We used our in-house dataset for FLAIR prediction, which contains 4 healthy volunteers and 20 MS patients, including T1-w, T2-w, T1 spin-echo (T1SE), proton density (PD), and double inversion recovery (DIR) weighted images and the corresponding FLAIR. Five-fold cross validation is used for evaluating performance. In 5-fold cross validation, the dataset is partitioned into 5 folds. Subsequently 5 iterations of training and validation are performed such that within each iteration one different fold is held-out for validation and remaining four folds are used for training.
Fig. 3 shows the inputs and outputs. As shown with arrows, some regions can be better predicted by our method. The modality propagation method got the worst result, so we do not show it here.
Fig. 4 shows the result on 5-fold cross validation. Our method gets the best result on four folds. Even though RF gets the best performance on fold-4, the error difference is very small.
Figure 5 is the evaluation result for MS lesion contrast. MS lesions, normal-appearing WM (NAWM), and the surrounding NAWM are extracted using lesion and WM masks. Then we calculated the mean intensity of these three regions in the predicted images and ground truth. Our method keeps a good contrast between MS lesions and white matter, which is clinically very useful.
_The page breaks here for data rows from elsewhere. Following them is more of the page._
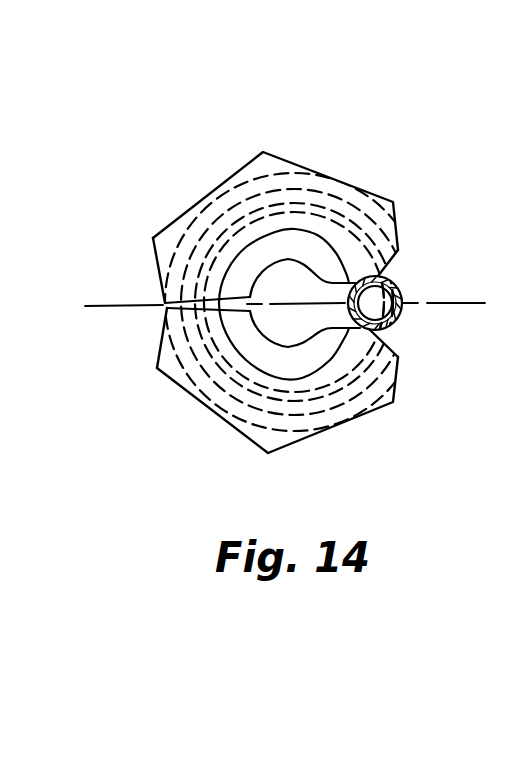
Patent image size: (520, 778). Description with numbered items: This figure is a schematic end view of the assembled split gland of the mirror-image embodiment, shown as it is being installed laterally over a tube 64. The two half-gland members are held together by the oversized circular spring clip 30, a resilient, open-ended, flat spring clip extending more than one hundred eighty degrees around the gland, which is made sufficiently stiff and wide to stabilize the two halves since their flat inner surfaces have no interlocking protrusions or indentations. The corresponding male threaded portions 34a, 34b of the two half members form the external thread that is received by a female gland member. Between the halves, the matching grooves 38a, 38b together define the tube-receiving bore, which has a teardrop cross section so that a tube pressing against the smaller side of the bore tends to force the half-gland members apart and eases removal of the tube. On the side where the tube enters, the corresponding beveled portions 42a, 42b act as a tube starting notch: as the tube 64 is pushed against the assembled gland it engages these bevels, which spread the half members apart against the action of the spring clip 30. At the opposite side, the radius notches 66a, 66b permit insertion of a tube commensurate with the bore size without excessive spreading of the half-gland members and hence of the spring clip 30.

The circular spring clip 30 is at (186, 213).
The male threaded portion of first half member 34a is at (256, 218).
The male threaded portion of second half member 34b is at (268, 409).
The tube-receiving bore portion of first half member 38a is at (279, 262).
The tube-receiving bore portion of second half member 38b is at (272, 348).
The beveled portion of first half member 42a is at (384, 268).
The beveled portion of second half member 42b is at (386, 342).
The tube 64 is at (398, 318).
The radius notch of first half member 66a is at (162, 299).
The radius notch of second half member 66b is at (163, 307).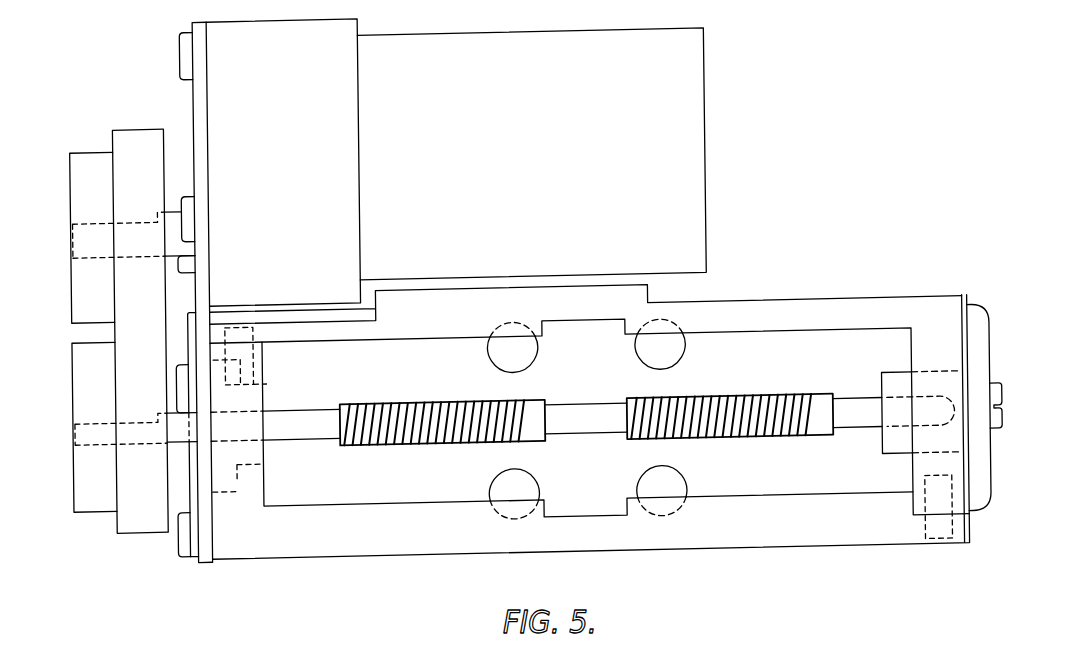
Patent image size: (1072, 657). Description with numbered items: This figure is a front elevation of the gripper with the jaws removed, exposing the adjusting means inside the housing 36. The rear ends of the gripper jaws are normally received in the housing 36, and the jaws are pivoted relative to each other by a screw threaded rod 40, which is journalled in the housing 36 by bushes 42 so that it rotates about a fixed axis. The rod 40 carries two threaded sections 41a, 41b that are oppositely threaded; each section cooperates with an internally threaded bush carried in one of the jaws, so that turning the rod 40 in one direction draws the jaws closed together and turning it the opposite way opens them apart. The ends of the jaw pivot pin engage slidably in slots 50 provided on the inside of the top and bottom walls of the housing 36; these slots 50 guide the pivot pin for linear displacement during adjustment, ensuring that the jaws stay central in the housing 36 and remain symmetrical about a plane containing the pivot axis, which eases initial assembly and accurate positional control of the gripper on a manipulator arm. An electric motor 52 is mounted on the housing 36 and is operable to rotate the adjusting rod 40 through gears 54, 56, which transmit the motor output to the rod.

We introduced 3D FCNs for FLAIR prediction from multi-sequence MR images. The nonlinear relationship between the source images and FLAIR can be captured by our network. Both the qualitative and quantitative results show its good performance for FLAIR prediction. Moreover, the generated FLAIR has a good contrast for MS lesions so that it can be useful clinically. In the future, it would be interesting to also assess the utility of the method in the context of other WM lesions (e.g. age-related hyperintensities).